What are the testing requirements?
Undergraduate applicants are in most cases required to take the SAT Reasoning and Subject Tests. The SAT Reasoning Test evaluates a student’s reasoning and critical thinking skills. It has three sections of 800 points each on Math (Class X level), Critical Reading and Writing (Essay and grammar questions). The Subject Tests are out of 800 points and are offered on a wide range of subjects. For more details on can visit the administering company, CollegeBoard’s, website. www.collegeboard.org

Graduate School applicants are required to take the GRE General and Subject tests. The General Test, evaluated on a 170 point scale, tests verbal reasoning, quantitative reasoning and writing skills. The Subject Test, evaluated on a 200-990 point scale, is offered in Biochemistry, Cell and Molecular Biology, Biology, Chemistry, Literature in English, Mathematics, Physics and Psychology. Further details can be found here: http://www.ets.org/gre .

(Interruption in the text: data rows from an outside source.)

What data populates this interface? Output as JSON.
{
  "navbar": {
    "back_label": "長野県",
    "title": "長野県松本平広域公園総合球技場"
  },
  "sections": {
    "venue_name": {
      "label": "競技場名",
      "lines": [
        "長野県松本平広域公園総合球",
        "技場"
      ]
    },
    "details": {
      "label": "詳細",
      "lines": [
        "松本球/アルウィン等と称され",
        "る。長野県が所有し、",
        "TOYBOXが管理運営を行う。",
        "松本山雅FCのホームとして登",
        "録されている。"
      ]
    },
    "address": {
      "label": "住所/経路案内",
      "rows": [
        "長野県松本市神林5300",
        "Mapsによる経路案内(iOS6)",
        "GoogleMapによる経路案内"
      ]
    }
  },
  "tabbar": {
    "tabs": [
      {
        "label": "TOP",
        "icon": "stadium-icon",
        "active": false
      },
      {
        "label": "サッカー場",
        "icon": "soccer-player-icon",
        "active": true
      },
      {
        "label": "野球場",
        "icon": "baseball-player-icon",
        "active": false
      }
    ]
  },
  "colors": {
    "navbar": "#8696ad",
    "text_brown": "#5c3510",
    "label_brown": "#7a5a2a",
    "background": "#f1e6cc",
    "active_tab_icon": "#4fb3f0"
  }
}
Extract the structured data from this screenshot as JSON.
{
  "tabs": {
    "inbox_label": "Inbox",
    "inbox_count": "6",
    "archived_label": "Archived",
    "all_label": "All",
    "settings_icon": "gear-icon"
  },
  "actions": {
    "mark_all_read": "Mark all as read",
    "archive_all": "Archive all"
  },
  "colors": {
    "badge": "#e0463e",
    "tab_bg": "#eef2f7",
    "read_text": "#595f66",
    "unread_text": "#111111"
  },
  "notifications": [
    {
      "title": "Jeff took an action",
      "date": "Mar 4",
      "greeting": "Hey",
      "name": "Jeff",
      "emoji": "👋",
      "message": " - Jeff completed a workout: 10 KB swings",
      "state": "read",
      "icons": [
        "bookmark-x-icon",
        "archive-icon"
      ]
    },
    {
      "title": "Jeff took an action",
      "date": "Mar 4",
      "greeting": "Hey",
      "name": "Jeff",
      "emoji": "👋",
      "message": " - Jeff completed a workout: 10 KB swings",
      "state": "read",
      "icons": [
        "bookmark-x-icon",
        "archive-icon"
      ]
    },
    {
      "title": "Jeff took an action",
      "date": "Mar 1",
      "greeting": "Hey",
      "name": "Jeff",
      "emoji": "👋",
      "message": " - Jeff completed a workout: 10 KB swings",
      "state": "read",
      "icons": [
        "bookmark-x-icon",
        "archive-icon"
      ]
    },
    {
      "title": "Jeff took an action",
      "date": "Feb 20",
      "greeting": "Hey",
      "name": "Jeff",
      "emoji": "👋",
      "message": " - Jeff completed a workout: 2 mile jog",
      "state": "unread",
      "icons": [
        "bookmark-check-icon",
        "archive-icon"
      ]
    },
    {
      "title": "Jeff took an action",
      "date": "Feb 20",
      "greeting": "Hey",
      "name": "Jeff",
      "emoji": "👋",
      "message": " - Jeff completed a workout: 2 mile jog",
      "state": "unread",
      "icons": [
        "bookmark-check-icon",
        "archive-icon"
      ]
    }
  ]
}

MBA applicants are required to take the GMAT. It is evaluated on a 200-800 point scale and has sections on Quantitative Reasoning, Verbal Reasoning, Internal Reasoning and Analytical writing. Further details can be found here: http://www.mba.com/

Living half way across the world, how does one cope?
Contrary to popular perception, adjustment to the new social environment and culture is not that difficult. For students who do suffer from homesickness, American universities offer a variety of support services and in-house counselors to help address and overcome issues. One is likely to find an active Indian diaspora in almost every top university. They regularly meet and organize cultural and social events. With the spread of the Indian diaspora, Indian restaurants have spawned in all major cities so food shouldn’t be much of a problem either. Americans are known to be straight forward and friendly so social integration isn’t as difficult as one might fear it to be. 

How does one finance a US education?
Good things often come at a price and such is the case with a US education. A degree at any level has a sticker price upwards of $100,000. For most Indian families this would be enough to shelve all plans but the good news is that meritorious students have a number of scholarships up for grabs. At the undergraduate level, not many external scholarships are available, so students usually seek the ‘financial aid’ offered by their universities. Financial aid is given on the basis of a student’s financial need and admissions do become tougher if one applies for it. For post-graduate and MBA students, a number of external scholarships are available in addition to university funding. Most students take up campus jobs to manage living expenses and post-graduate students also have the opportunity to work as paid teaching and research assistants. Getting a loan is not easy. Indian banks have caps on their loan amounts and American banks require a co-signer residing in the US. Despite all of this, it must be stated that the return on investment on a degree from a top university is quite good in the long run. For example, the mean starting salary of a Stanford Computer Science graduate is $93,850 and the median starting salary of a Harvard MBA before bonuses and benefits is $120,000. So, even with the falling rupee, a US degree would still be worth it for top students.